Celebrated documentary filmmaker Sharmeen Obaid-Chinoy is set to make Pakistan’s first animated feature film. In a DW interview, the Oscar winner says that her commercial venture seeks to motivate the country’s youth.

The 36-year-old filmmaker got her first break in 2001. She was offered a chance by the New York Times Television production company to make her film Terror’s Children. In the film, she documented the lives of eight Afghan children that were refugees in the city of Karachi and showcased their daily struggles.

In 2012, eleven years after that first chance, Chinoy won an Oscar for her film Saving Face, which chronicles the journey of a plastic surgeon who treats acid attack victims. Her work’s main focus is on human rights and gender issues. Her film Pakistan’s Taliban Generation won an Emmy in 2010. Chinoy has, meanwhile, produced 12 award winning documentaries in 10 countries. She is also the founder of The Citizens archive of Pakistan (CAP), a nonprofit organization dedicated to cultural and historic preservation which educates citizens about their heritage. In a DW interview, Chinoy talks about her latest project Three Braves (Teen Bahadur), an animation film for children, and the changing face of Pakistan’s film industry.
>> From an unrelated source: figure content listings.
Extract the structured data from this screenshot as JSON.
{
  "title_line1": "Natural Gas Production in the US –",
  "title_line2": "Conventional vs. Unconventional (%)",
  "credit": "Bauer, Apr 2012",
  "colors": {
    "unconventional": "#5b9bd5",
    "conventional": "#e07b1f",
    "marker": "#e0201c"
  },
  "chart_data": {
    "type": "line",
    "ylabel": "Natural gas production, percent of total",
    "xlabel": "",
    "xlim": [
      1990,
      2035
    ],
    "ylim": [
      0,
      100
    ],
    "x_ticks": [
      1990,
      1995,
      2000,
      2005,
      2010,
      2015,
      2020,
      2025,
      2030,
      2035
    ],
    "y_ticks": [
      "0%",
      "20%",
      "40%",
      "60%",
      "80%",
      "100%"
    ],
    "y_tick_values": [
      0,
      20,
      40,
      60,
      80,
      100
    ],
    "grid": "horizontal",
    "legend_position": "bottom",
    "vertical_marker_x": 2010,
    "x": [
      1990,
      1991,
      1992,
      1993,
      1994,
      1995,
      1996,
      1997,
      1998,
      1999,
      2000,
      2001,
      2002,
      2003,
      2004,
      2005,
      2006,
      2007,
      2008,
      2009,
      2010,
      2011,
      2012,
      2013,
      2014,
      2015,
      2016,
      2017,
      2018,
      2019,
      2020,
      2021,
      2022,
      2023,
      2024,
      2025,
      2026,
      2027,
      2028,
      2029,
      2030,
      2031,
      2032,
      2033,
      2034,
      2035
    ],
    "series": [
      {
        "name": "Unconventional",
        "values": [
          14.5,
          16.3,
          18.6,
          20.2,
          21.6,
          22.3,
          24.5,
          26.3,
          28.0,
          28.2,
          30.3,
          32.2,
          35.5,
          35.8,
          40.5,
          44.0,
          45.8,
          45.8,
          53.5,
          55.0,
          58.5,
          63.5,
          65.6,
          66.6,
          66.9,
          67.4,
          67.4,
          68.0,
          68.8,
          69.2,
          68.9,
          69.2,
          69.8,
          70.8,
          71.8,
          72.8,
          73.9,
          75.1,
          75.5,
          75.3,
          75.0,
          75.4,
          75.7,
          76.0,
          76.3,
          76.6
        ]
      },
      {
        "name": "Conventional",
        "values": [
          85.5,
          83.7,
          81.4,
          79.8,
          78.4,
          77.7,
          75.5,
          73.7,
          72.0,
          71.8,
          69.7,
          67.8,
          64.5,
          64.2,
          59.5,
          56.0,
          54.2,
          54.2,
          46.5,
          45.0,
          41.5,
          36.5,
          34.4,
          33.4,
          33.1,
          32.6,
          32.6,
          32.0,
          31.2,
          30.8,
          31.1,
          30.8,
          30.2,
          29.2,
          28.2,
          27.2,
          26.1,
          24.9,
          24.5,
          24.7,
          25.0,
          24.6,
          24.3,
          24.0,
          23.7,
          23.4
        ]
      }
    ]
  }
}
Sharmeen Obaid-Chinoy said Three Braves is a quintessentially a Pakistani story - replete with unlikely heroes, menacing villains, fumbling thugs, dark horses, and moments of triumph and bouts of despair. Based in a fictional town in Pakistan, eleven-year-old Amna, Saadi and Kamil set out to save their community from the many evils that plague it.
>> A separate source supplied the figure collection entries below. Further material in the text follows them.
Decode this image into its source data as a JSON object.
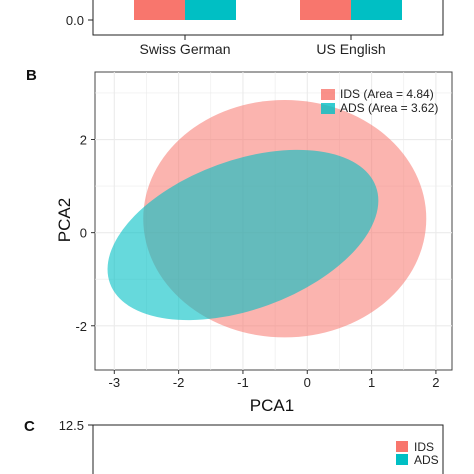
{
  "panels": {
    "a_tail": {
      "chart_data": {
        "type": "bar",
        "categories": [
          "Swiss German",
          "US English"
        ],
        "series": [
          {
            "name": "",
            "color": "#f8766d"
          },
          {
            "name": "",
            "color": "#00bfc4"
          }
        ],
        "y_tick_visible": "0.0",
        "y_visible_min": 0
      }
    },
    "b": {
      "letter": "B",
      "chart_data": {
        "type": "scatter",
        "subtype": "confidence-ellipses",
        "xlabel": "PCA1",
        "ylabel": "PCA2",
        "xlim": [
          -3.3,
          2.25
        ],
        "ylim": [
          -2.95,
          3.45
        ],
        "x_ticks": [
          "-3",
          "-2",
          "-1",
          "0",
          "1",
          "2"
        ],
        "y_ticks": [
          "-2",
          "0",
          "2"
        ],
        "grid": true,
        "legend_position": "top-right",
        "series": [
          {
            "name": "IDS (Area = 4.84)",
            "color": "#f8766d",
            "center": [
              -0.35,
              0.3
            ],
            "radii": [
              2.2,
              2.55
            ],
            "rotation_deg": 0
          },
          {
            "name": "ADS (Area = 3.62)",
            "color": "#00bfc4",
            "center": [
              -1.0,
              -0.05
            ],
            "radii": [
              2.2,
              1.6
            ],
            "rotation_deg": -20
          }
        ]
      }
    },
    "c": {
      "letter": "C",
      "chart_data": {
        "type": "bar",
        "y_tick_visible": "12.5",
        "legend_position": "right",
        "legend": [
          {
            "name": "IDS",
            "color": "#f8766d"
          },
          {
            "name": "ADS",
            "color": "#00bfc4"
          }
        ]
      }
    }
  }
}
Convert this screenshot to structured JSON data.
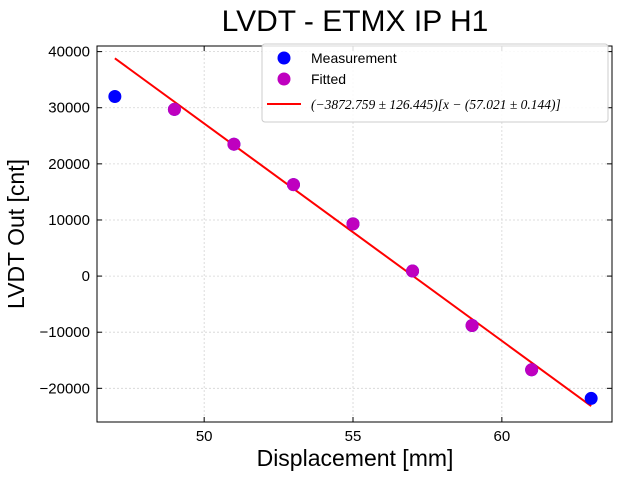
{
  "chart_data": {
    "type": "scatter",
    "title": "LVDT - ETMX IP H1",
    "xlabel": "Displacement [mm]",
    "ylabel": "LVDT Out [cnt]",
    "xlim": [
      46.4,
      63.7
    ],
    "ylim": [
      -26000,
      41000
    ],
    "xticks": [
      50,
      55,
      60
    ],
    "xtick_labels": [
      "50",
      "55",
      "60"
    ],
    "yticks": [
      -20000,
      -10000,
      0,
      10000,
      20000,
      30000,
      40000
    ],
    "ytick_labels": [
      "−20000",
      "−10000",
      "0",
      "10000",
      "20000",
      "30000",
      "40000"
    ],
    "grid": true,
    "legend_position": "top-right",
    "series": [
      {
        "name": "Measurement",
        "kind": "scatter",
        "color": "#0000ff",
        "x": [
          47,
          49,
          51,
          53,
          55,
          57,
          59,
          61,
          63
        ],
        "y": [
          32000,
          29700,
          23500,
          16300,
          9300,
          900,
          -8800,
          -16700,
          -21800
        ]
      },
      {
        "name": "Fitted",
        "kind": "scatter",
        "color": "#bf00bf",
        "x": [
          49,
          51,
          53,
          55,
          57,
          59,
          61
        ],
        "y": [
          29700,
          23500,
          16300,
          9300,
          900,
          -8800,
          -16700
        ]
      },
      {
        "name": "(−3872.759 ± 126.445)[x − (57.021 ± 0.144)]",
        "kind": "line",
        "color": "#ff0000",
        "slope": -3872.759,
        "slope_err": 126.445,
        "x0": 57.021,
        "x0_err": 0.144,
        "x": [
          47,
          63
        ],
        "y": [
          38805,
          -23159
        ]
      }
    ]
  }
}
I had wanted to do something for children for a long time because we, as a nation, have completely neglected this demographic. Our youth makes up the largest and, undoubtedly, the most important section of our society and now more than ever, they need local heroes to look up to.

After experimenting with many mediums, we settled on animation because its creative freedom allows us to speak to children in a way that no other medium can. I want Pakistani children from every nook and cranny to see Three Braves and be entertained and inspired. I want them to finally be able to see their reflection in movies, with superheroes that look and speak like them.

She said Pakistan has a very young population, but its media industry is only catering to adults. Most of the content for children is imported and thus our youth grows up with role models and heroes that they cannot relate to culturally.

I felt that it was about time we produced light-hearted, quality content for children locally so that they can finally see characters that look and speak like them on the big screen. The fact that we are giving our children local mentors and heroes is one of my proudest accomplishments.

Three Braves is a story of three kids who set out to save their community in a fictional town in Pakistan

She said Pakistan is a great place to be for budding filmmakers and I believe that our film industry stands to be a formidable force in the near future. The media industry is booming; there is plenty of fresh talent and an audience that is waiting to be entertained. We have a beautiful country where every street and every corner has a story waiting to be told.